Eight years after its Lagos debut, OPay has posted the kind of growth numbers that confirm it is no longer a fintech story; it is a financial infrastructure story.

OPay has crossed 45 million active wallets, with its merchant network expanding to over one million nationwide, cementing its position as Nigeria's most widely used digital payments platform and one of the continent's most consequential fintech operations. The milestone arrives as the company prepares for what may be its most consequential next chapter.

The commercial scale behind those numbers is equally striking. OPay processed approximately $9.2 billion in total payment volume in 2025, with its merchant network recording 48% year-on-year transaction growth. The platform's AI-powered customer service now resolves 78% of user issues instantly, cutting human support tickets by 62% and lowering the cost per user interaction to approximately $0.45, a unit economics improvement that matters greatly at this scale.

OPay now ranks among the top ten fintech apps globally by daily active users, with more than 20 million daily active users and 36 million monthly active users worldwide, a reach that places it in direct comparison with some of the most established digital payments platforms in Asia and Latin America.

The IPO dimension is adding a new layer of strategic scrutiny to each user and merchant milestone. OPay is reportedly working with Citigroup, Deutsche Bank, and JPMorgan Chase & Co. on a potential US stock market listing, seeking a valuation of approximately $4 billion, a figure that will ultimately be stress-tested against the quality of its user base and the durability of its merchant network.

By cutting bank-style fees, OPay has reduced average remittance costs for low-income Nigerians by approximately 70% compared to traditional banks, a value proposition that has driven mass migration from bank channels into its ecosystem, particularly among students, gig workers, artisans, and small traders who were either underserved or entirely excluded by conventional banking.

The merchant expansion is particularly significant. One million merchants means OPay is no longer competing only for consumer wallets; it is competing for the commercial infrastructure layer of Nigeria's informal economy, the same terrain where Moniepoint has built its dominant position. OPay's long-term ambition is to serve one billion users and ten million merchants globally by 2031, a target that makes the current milestones look less like achievements and more like baseline requirements for the journey ahead.

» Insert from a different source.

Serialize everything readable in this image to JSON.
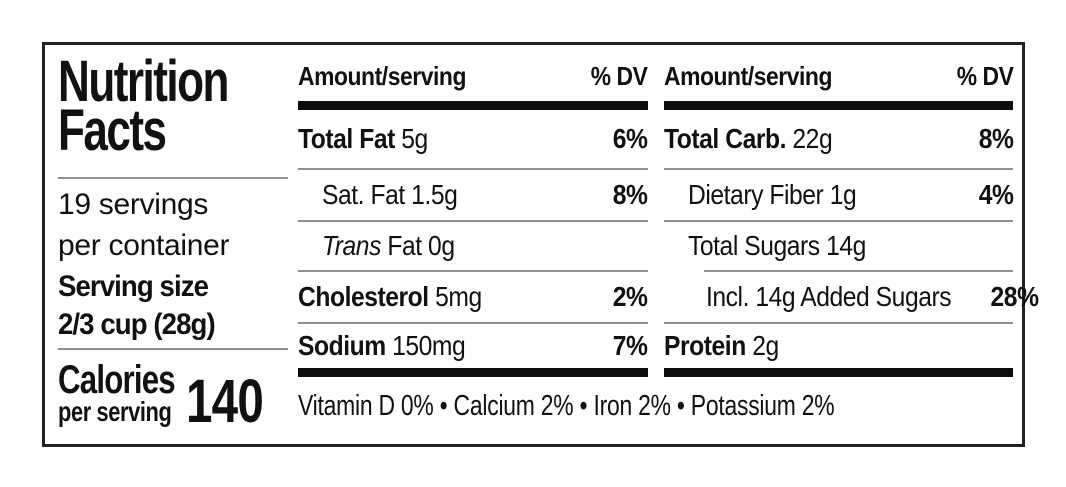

For Nigerian consumers, the platform's reach has a practical meaning that transcends the metrics: "It's much more convenient to pay with OPay now than with cash, even street vendors are starting to accept OPay payments. It has changed our way of life," a user told local media. In eight years, OPay has gone from a startup experiment to a daily habit for tens of millions of Nigerians. The IPO, when it comes, will put a price on that habit.